NEA Scout, NASA's solar sail mission to an asteroid

Highlights

  • NASA's NEA Scout solar sail spacecraft launched in Nov. 2022 on a mission to visit a near-Earth asteroid.

  • NEA Scout would have demonstrated a low-cost method of asteroid reconnaissance for human and robotic missions and add to our scientific knowledge of small worlds

  • NASA was unable to establish contact with NEA Scout after it separated from the Space Launch System en route to the moon.

What was the purpose of NEA Scout?

Solar sails are spacecraft that use large, thin sails to reflect sunlight, giving them a gentle push and unlimited fuel. They are well-suited to small, low-cost spacecraft that hitch rides to space on rockets carrying larger missions. Thanks to advances in technology miniaturization, small spacecraft are growing increasingly capable, but they have limited propulsion, which often bounds them to the trajectories of the rockets that carry them into space. 

NEA Scout would have demonstrated the ability to hitch a ride to one destination and then use a solar sail to fly somewhere else.
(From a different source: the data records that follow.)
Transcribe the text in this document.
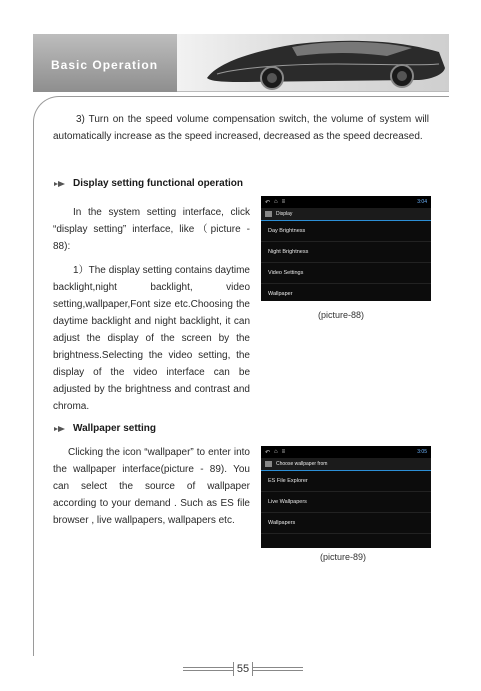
Basic Operation

3) Turn on the speed volume compensation switch, the volume of system will automatically increase as the speed increased, decreased as the speed decreased.

Display setting functional operation

In the system setting interface, click “display setting” interface, like（picture - 88):

1）The display setting contains daytime backlight,night backlight, video setting,wallpaper,Font size etc.Choosing the daytime backlight and night backlight, it can adjust the display of the screen by the brightness.Selecting the video setting, the display of the video interface can be adjusted by the brightness and contrast and chroma.

↶ ⌂ ≡	3:04
Display
Day Brightness
Night Brightness
Video Settings
Wallpaper
(picture-88)
Wallpaper setting

Clicking the icon “wallpaper” to enter into the wallpaper interface(picture - 89). You can select the source of wallpaper according to your demand . Such as ES file browser , live wallpapers, wallpapers etc.

↶ ⌂ ≡	3:05
Choose wallpaper from
ES File Explorer
Live Wallpapers
Wallpapers
(picture-89)
55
The small spacecraft initially flew to the Moon on the Artemis I mission and would have used a solar sail to leave for a near-Earth asteroid. 

Asteroids, comets, and other small worlds are like time capsules that have been largely unchanged since the birth of our solar system. Sample return missions like NASA’s OSIRIS-REx and Japan’s Hayabusa2 are revealing these worlds’ secrets, but both encountered unexpectedly rocky terrain that complicated the mission. NEA Scout would have demonstrated how a low-cost solar sail spacecraft could scout an asteroid for human and robotic exploration long before a future mission leaves the launch pad.

NEA Scout builds on a heritage of NASA small satellite solar sails that includes Nanosail-D2, which test-deployed a solar sail in Earth orbit in 2011. The Planetary Society's LightSail program built on that concept, demonstrating controlled solar sailing for the first time in Earth orbit and for the first time with a small spacecraft. NASA and The Planetary Society collaborated and exchanged data on NEA Scout and the LightSail program through a Space Act Agreement.

Asteroid Itokawa
Asteroid Itokawa Asteroid Itokawa, seen here by Japan's Hayabusa spacecraft in 2005, is in the same family of near-Earth asteroids as the target NEA Scout may visit.Image: JAXA / Edited by The Planetary Society

How NEA Scout works

NEA Scout launched to the Moon in 2022 with a fleet of other small satellites aboard Artemis 1, the inaugural test flight of the Space Launch System (SLS) to send an uncrewed Orion spacecraft to lunar orbit and back.

At the Moon, NEA Scout would have deployed its 86-square-meter (926 square feet) solar sail and slowly spiraled out of lunar orbit. It would have traveled to a near-Earth asteroid and performed a slow fly-by, capturing up-close images of the surface.

Unfortunately, NASA was unable to establish contact with NEA Scout after it separated from SLS.